Esiste una categoria di film difficili da analizzare, poiché privi di verve, intesa sia in senso positivo che negativo. Ci sono pellicole che proprio per le loro imperfezioni di scrittura, di messa in scena e di recitazione, suscitano in chi scrive una sana voglia di dire la propria su ciò che si è appena visto. Un esempio potrebbe essere Drive Angry: film bruttissimo, ma vedere Nicolas Cage evadere dall’inferno a bordo della sua macchina è una vera goduria. I Vichinghi di Claudio Fäh, noto fino a ora per aver diretto alcuni episodi di Ghost Whisperer, rientra purtroppo nella categoria dei “mortalmente noiosi”, dove il trash non supera mai una certa soglia, senza trasformarsi perlomeno in uno spettacolo divertente.
Ma veniamo alla storia. Un manipolo di vichinghi si trova su una nave nel bel bezzo di una tempesta. Dopo essere stati sbalzati fuoribordo, i sopravvissuti si ritrovano miracolosamente incolumi su un unico fazzoletto di spiaggia in una terra ignota. Da subito sono chiare le dinamiche del gruppo: c’è il capo Asbjörn, il solito ragazzetto altro due metri, bello, biondo e dalle braccia muscolose; la testa calda che si ribella alla sua autorità (e continuerà a creare le prevedibilissime tensioni nel gruppo); il vecchio orso; l’arciere; il giovane ingenuo, più una serie di tizi poco identificabili che moriranno da lì a poco, manco avessero addosso la maglietta rossa di Star Trek. La prima difficoltà è quella di scalare a mani nude un’immensa parete rocciosa, superata la quale, sfortuna vuole si ritrovino davanti a un esercito con tanto di principessa al seguito. I nostri in dieci riescono a ucciderne almeno cento e si prendono la ragazza che da subito fa gli occhi dolci ad Asbjörn. Può così avere inizio il viaggio per tornate a casa, aiutati dal (solito) monaco guerriero incontrato lungo la via, e osteggiati dal classico esercito nero con a capo due psicopatici assoldati dal re per recuperare/uccidere la propria figlia.
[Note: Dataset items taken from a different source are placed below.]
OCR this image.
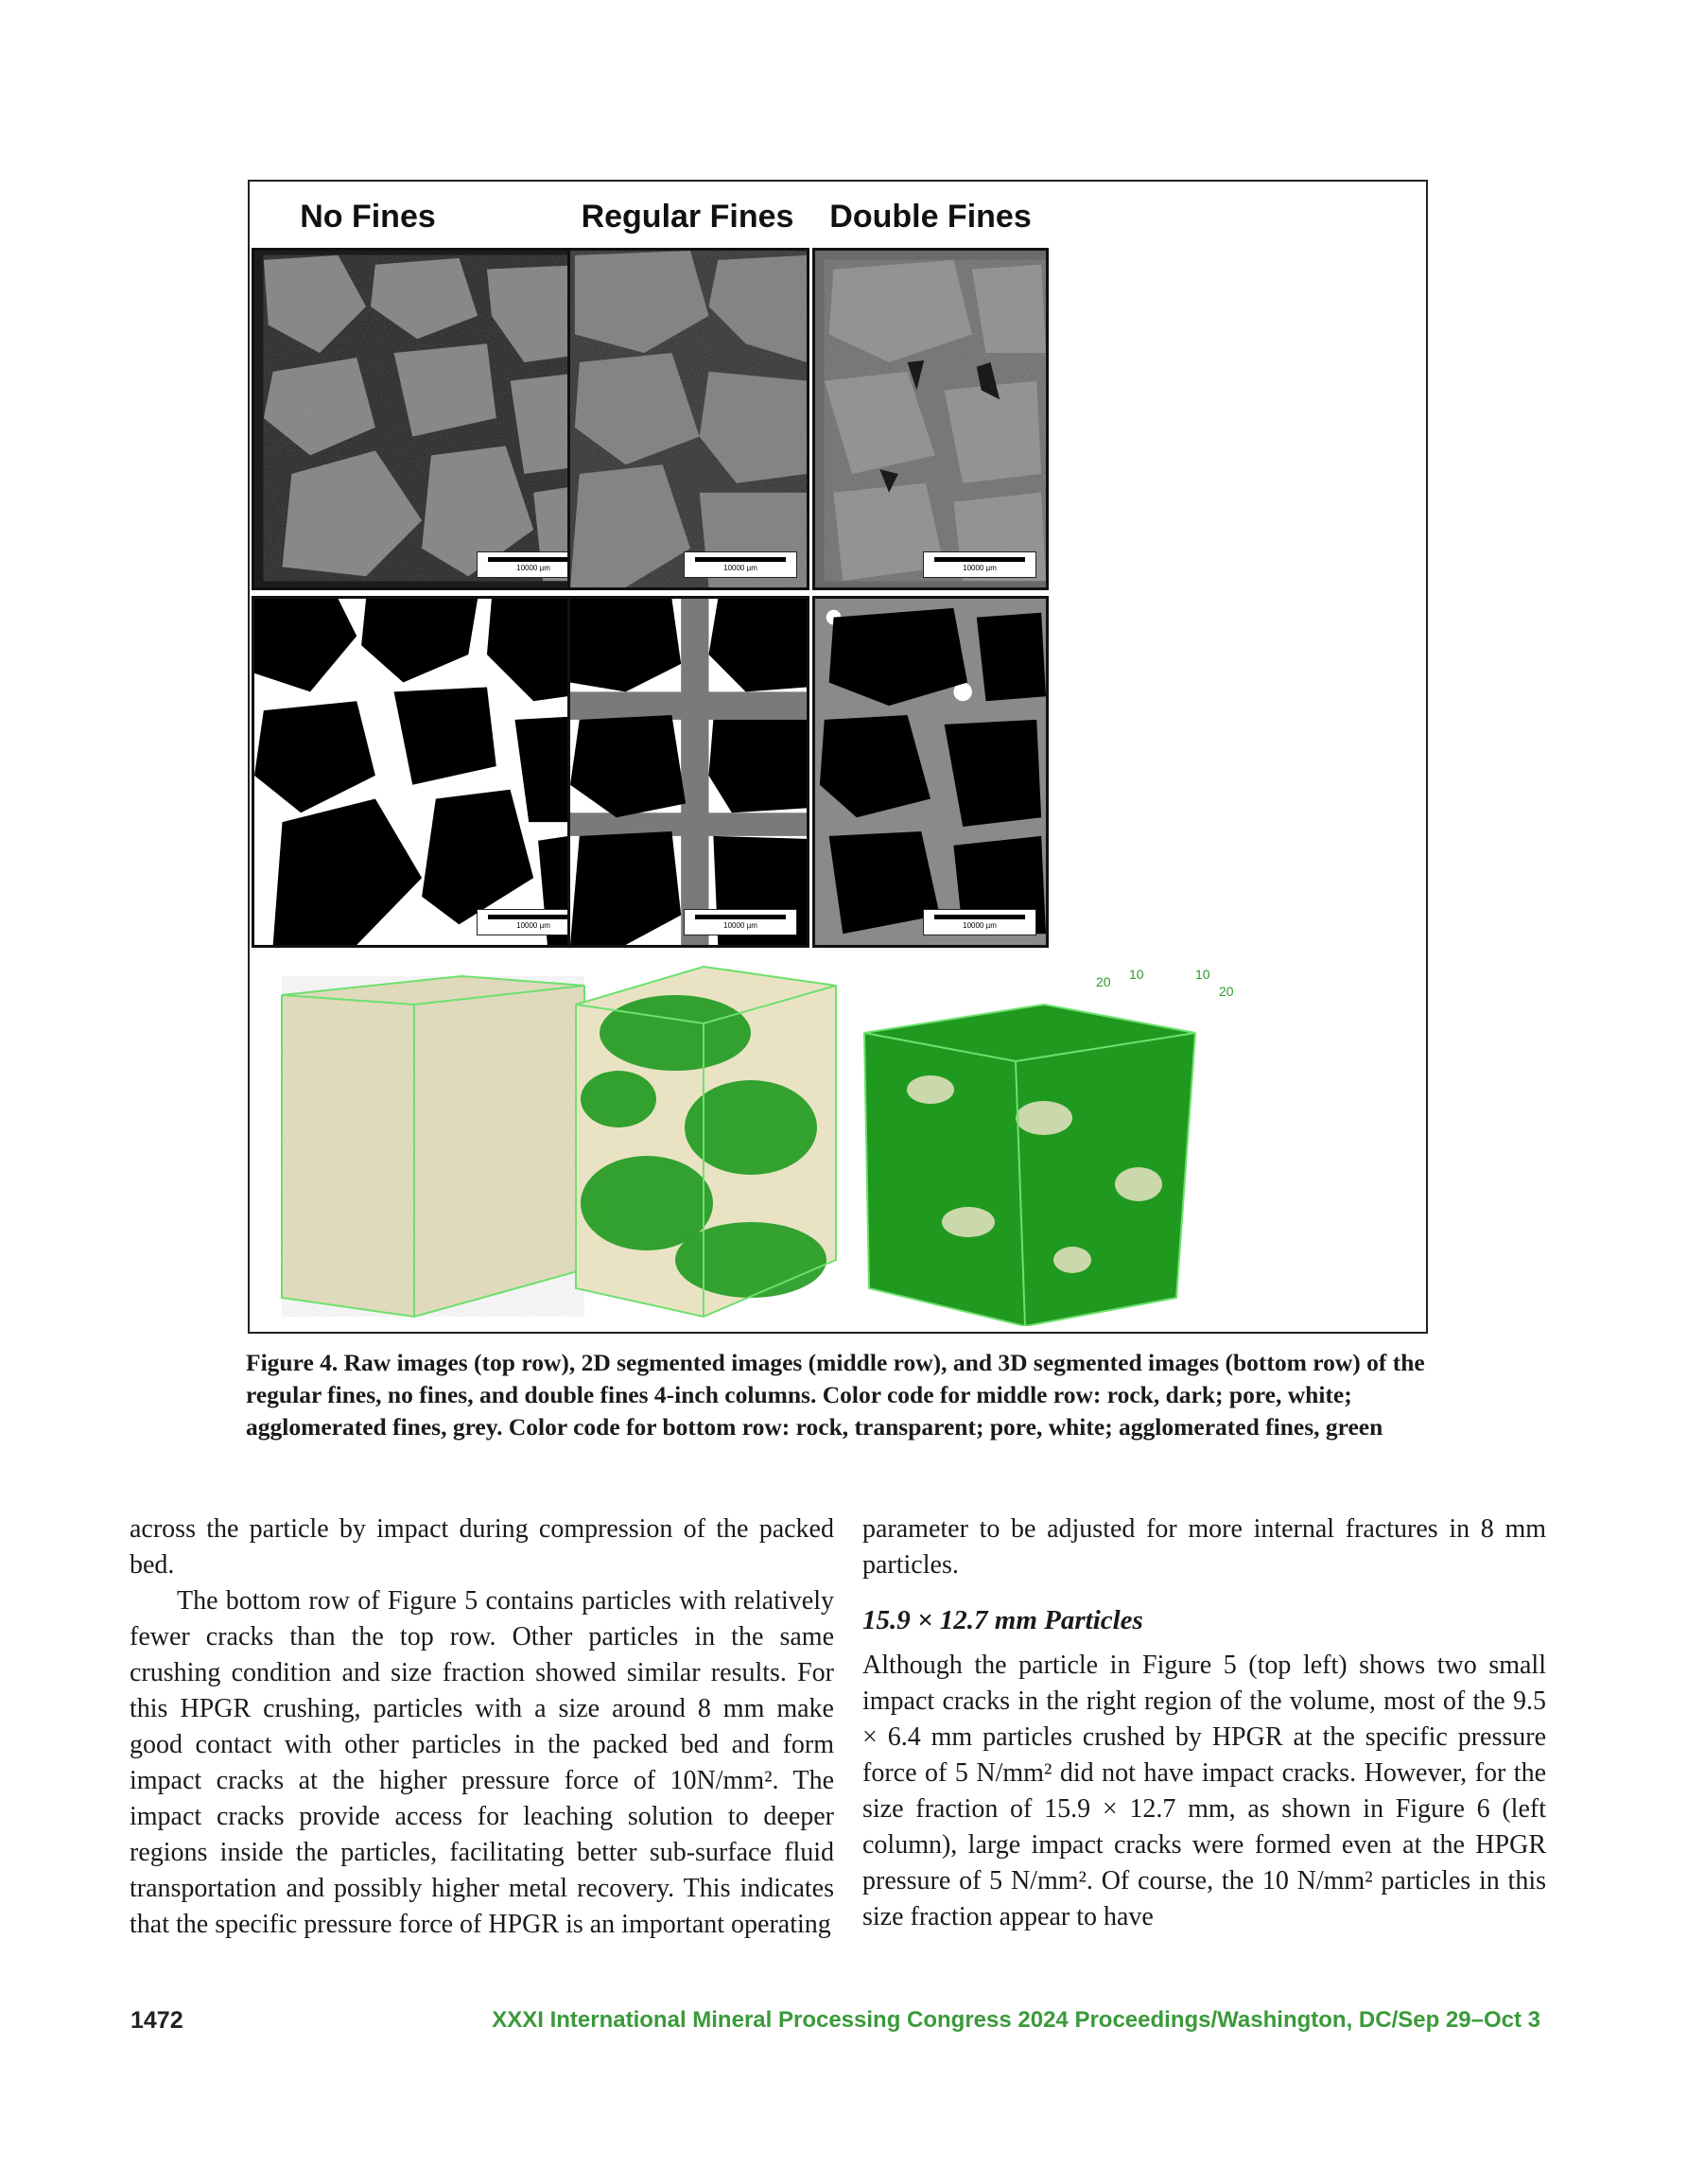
No Fines	Regular Fines	Double Fines
10000 µm	10000 µm	10000 µm
10000 µm	10000 µm	10000 µm
20 10	10
20
Figure 4. Raw images (top row), 2D segmented images (middle row), and 3D segmented images (bottom row) of the regular fines, no fines, and double fines 4-inch columns. Color code for middle row: rock, dark; pore, white; agglomerated fines, grey. Color code for bottom row: rock, transparent; pore, white; agglomerated fines, green

across the particle by impact during compression of the packed bed.

The bottom row of Figure 5 contains particles with relatively fewer cracks than the top row. Other particles in the same crushing condition and size fraction showed similar results. For this HPGR crushing, particles with a size around 8 mm make good contact with other particles in the packed bed and form impact cracks at the higher pressure force of 10N/mm². The impact cracks provide access for leaching solution to deeper regions inside the particles, facilitating better sub-surface fluid transportation and possibly higher metal recovery. This indicates that the specific pressure force of HPGR is an important operating

parameter to be adjusted for more internal fractures in 8 mm particles.

15.9 × 12.7 mm Particles

Although the particle in Figure 5 (top left) shows two small impact cracks in the right region of the volume, most of the 9.5 × 6.4 mm particles crushed by HPGR at the specific pressure force of 5 N/mm² did not have impact cracks. However, for the size fraction of 15.9 × 12.7 mm, as shown in Figure 6 (left column), large impact cracks were formed even at the HPGR pressure of 5 N/mm². Of course, the 10 N/mm² particles in this size fraction appear to have

1472	XXXI International Mineral Processing Congress 2024 Proceedings/Washington, DC/Sep 29–Oct 3
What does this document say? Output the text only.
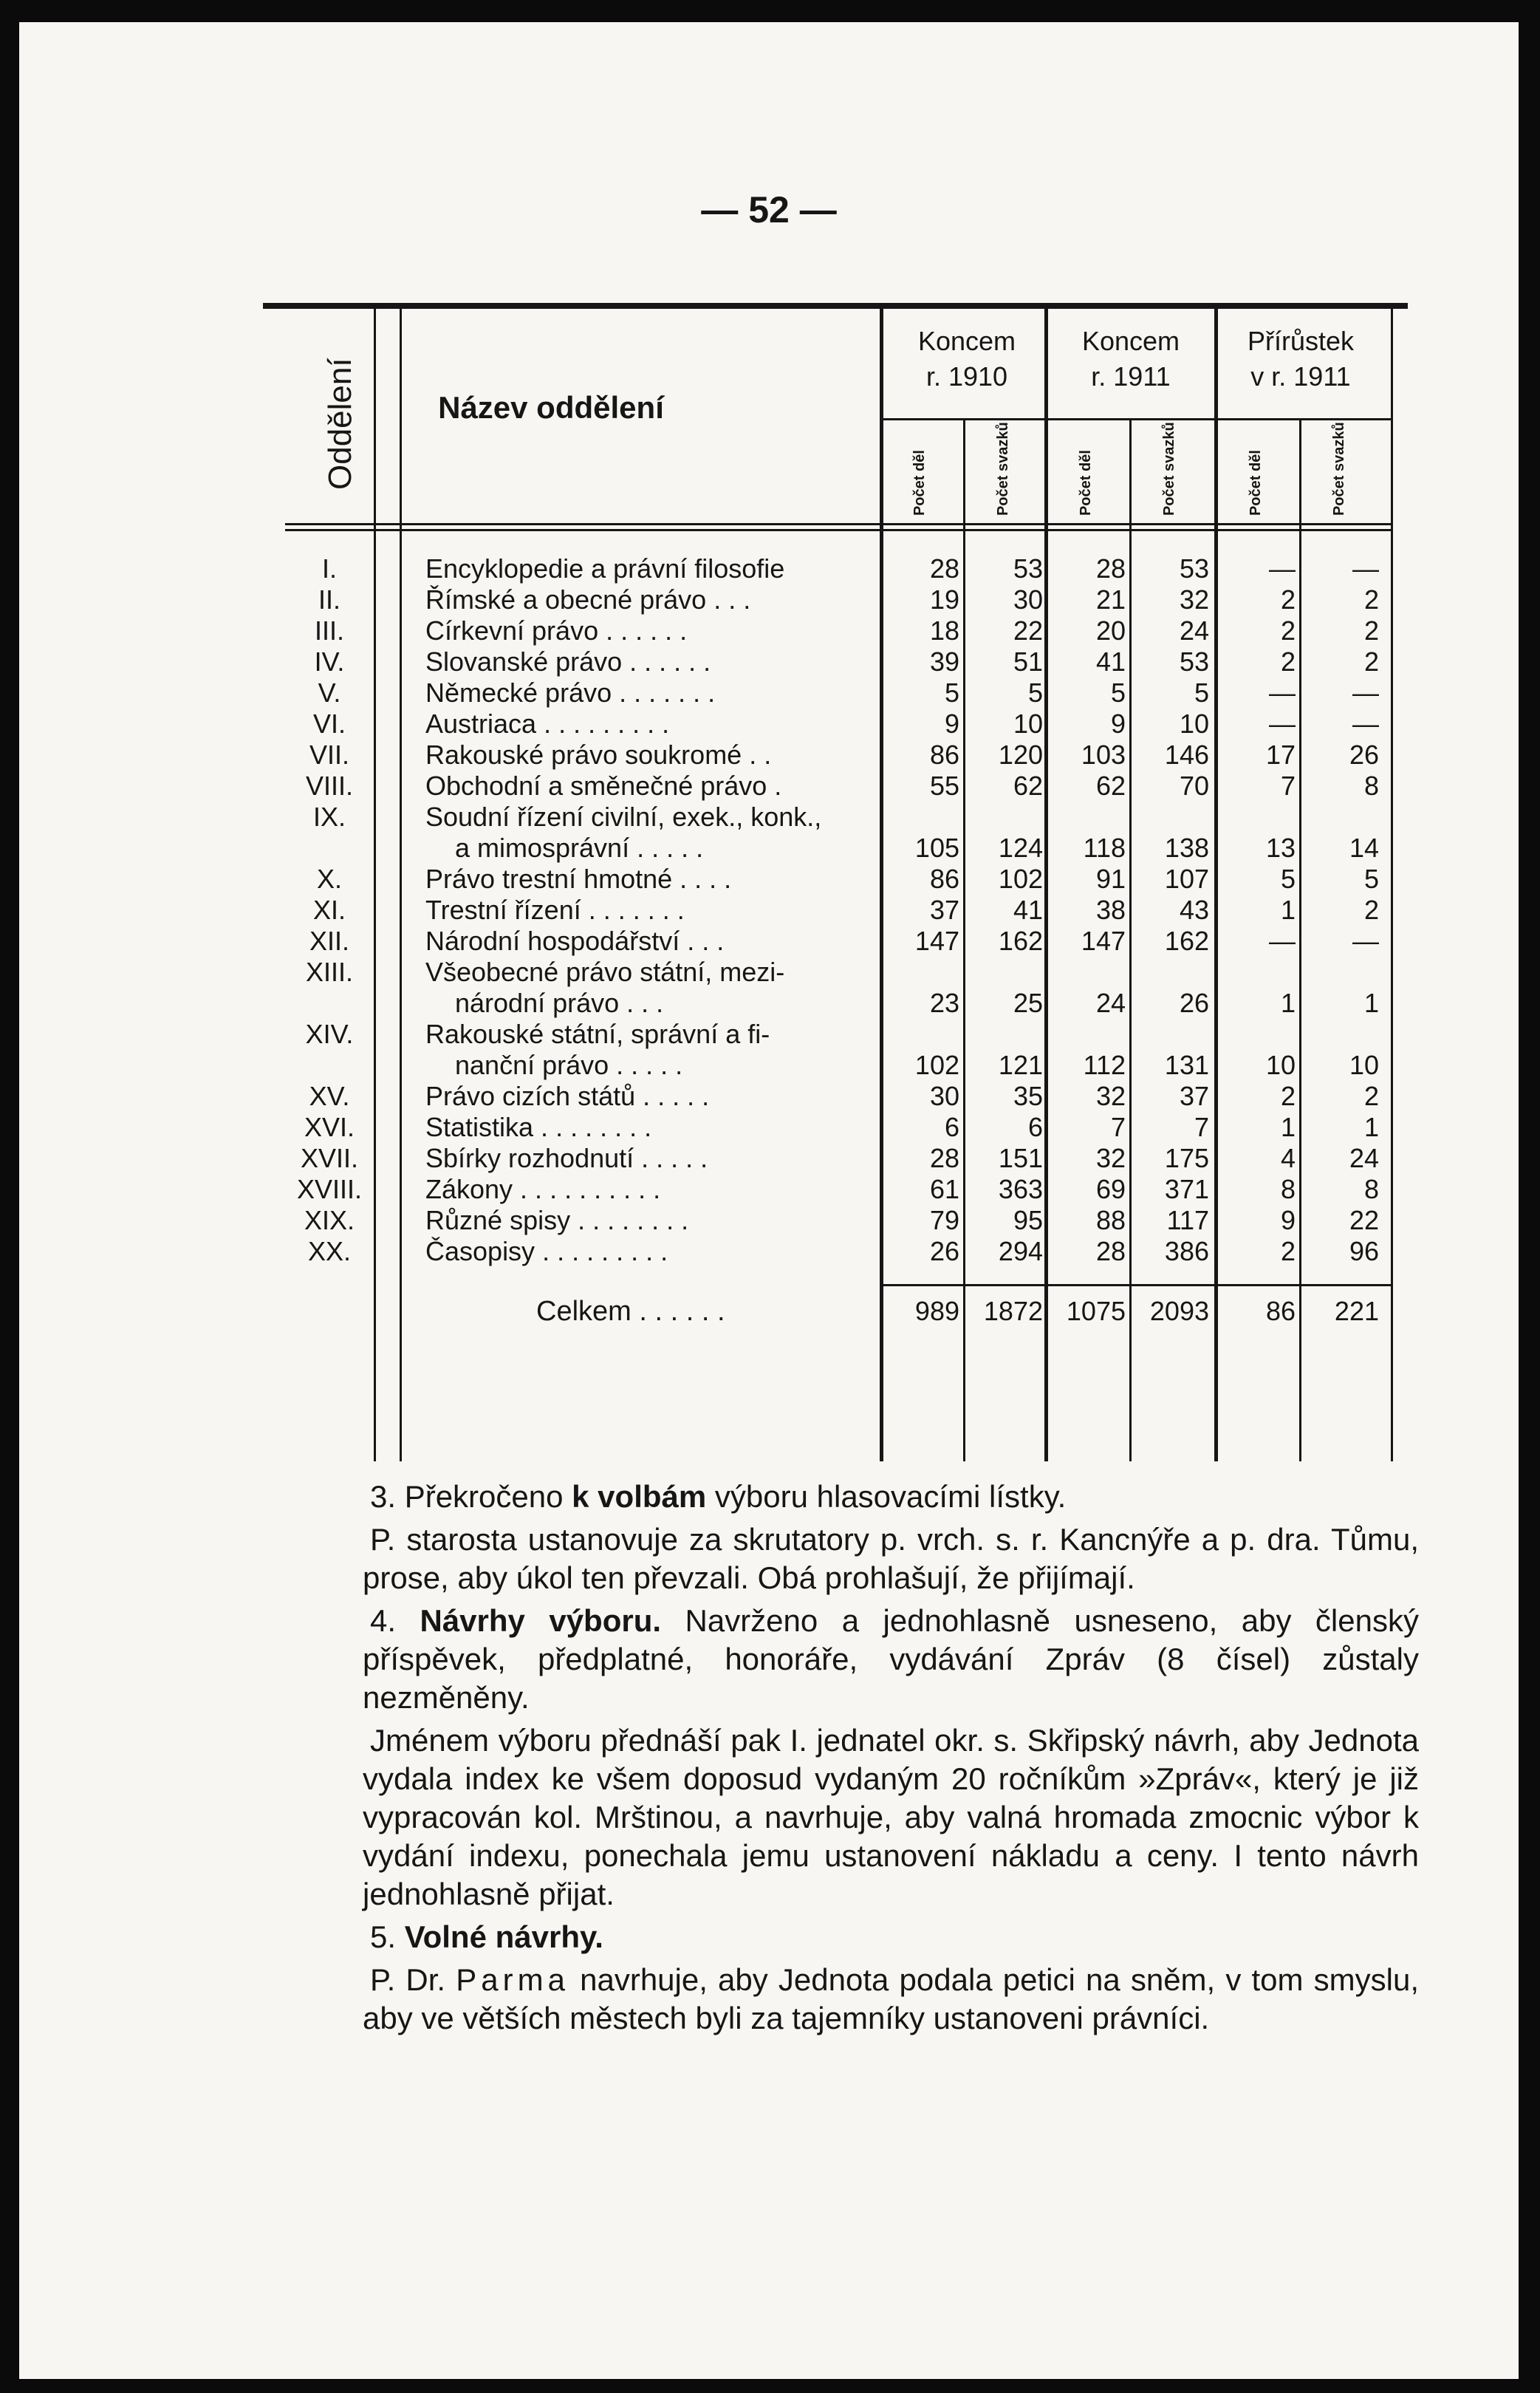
— 52 —
Oddělení	Název oddělení
Koncem
r. 1910
Koncem
r. 1911
Přírůstek
v r. 1911
Počet děl	Počet svazků	Počet děl	Počet svazků	Počet děl	Počet svazků
I.	Encyklopedie a právní filosofie	28	53	28	53	—	—
II.	Římské a obecné právo . . .	19	30	21	32	2	2
III.	Církevní právo . . . . . .	18	22	20	24	2	2
IV.	Slovanské právo . . . . . .	39	51	41	53	2	2
V.	Německé právo . . . . . . .	5	5	5	5	—	—
VI.	Austriaca . . . . . . . . .	9	10	9	10	—	—
VII.	Rakouské právo soukromé . .	86	120	103	146	17	26
VIII.	Obchodní a směnečné právo .	55	62	62	70	7	8
IX.	Soudní řízení civilní, exek., konk.,
a mimosprávní . . . . .	105	124	118	138	13	14
X.	Právo trestní hmotné . . . .	86	102	91	107	5	5
XI.	Trestní řízení . . . . . . .	37	41	38	43	1	2
XII.	Národní hospodářství . . .	147	162	147	162	—	—
XIII.	Všeobecné právo státní, mezi-
národní právo . . .	23	25	24	26	1	1
XIV.	Rakouské státní, správní a fi-
nanční právo . . . . .	102	121	112	131	10	10
XV.	Právo cizích států . . . . .	30	35	32	37	2	2
XVI.	Statistika . . . . . . . .	6	6	7	7	1	1
XVII.	Sbírky rozhodnutí . . . . .	28	151	32	175	4	24
XVIII.	Zákony . . . . . . . . . .	61	363	69	371	8	8
XIX.	Různé spisy . . . . . . . .	79	95	88	117	9	22
XX.	Časopisy . . . . . . . . .	26	294	28	386	2	96
Celkem . . . . . .	989 1872 1075 2093	86	221

3. Překročeno k volbám výboru hlasovacími lístky.

P. starosta ustanovuje za skrutatory p. vrch. s. r. Kancnýře a p. dra. Tůmu, prose, aby úkol ten převzali. Obá prohlašují, že přijímají.

4. Návrhy výboru. Navrženo a jednohlasně usneseno, aby členský příspěvek, předplatné, honoráře, vydávání Zpráv (8 čísel) zůstaly nezměněny.

Jménem výboru přednáší pak I. jednatel okr. s. Skřipský návrh, aby Jednota vydala index ke všem doposud vydaným 20 ročníkům »Zpráv«, který je již vypracován kol. Mrštinou, a navrhuje, aby valná hromada zmocnic výbor k vydání indexu, ponechala jemu ustanovení nákladu a ceny. I tento návrh jednohlasně přijat.

5. Volné návrhy.

P. Dr. Parma navrhuje, aby Jednota podala petici na sněm, v tom smyslu, aby ve větších městech byli za tajemníky ustanoveni právníci.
Tra strategie difensive simili a quelle usate dagli Ewok nella battaglia sulla Luna boscosa di Endor, e una continua e inspiegabile diminuzione dell’esercito nemico (sembrano partire in mille e ne rimangono senza spiegazioni una decina), riusciranno i nostri a raggiungere le sponde del mare dove, non si sa perché, il monaco ha preventivamente nascosto una barca?
A parte la storia che pare scritta da Christopher Paolini ai tempi di Eragon, è chiaro che I Vichinghi ha alle spalle una produzione di tutto rispetto, dove il regista Claudio Fäh per una volta è riuscito a utilizzare l’estetica jacksoniana di Il Signore degli Anelli, in modo se non altro appropriato. Le panoramiche dei sopravvissuti in fuga sono prese da lì, così come l’inseguimento del nerissimo esercito nemico. Per questo non si può dire che I Vichinghi sia una pellicola totalmente sbagliata, ma di certo è lontana anni luce da una serie come Vikings, che se pure non perfetta è perlomeno interessante. Insomma, chiunque non voglia usare la sala cinematografica per farsi una sonnellino se ne tenga alla larga.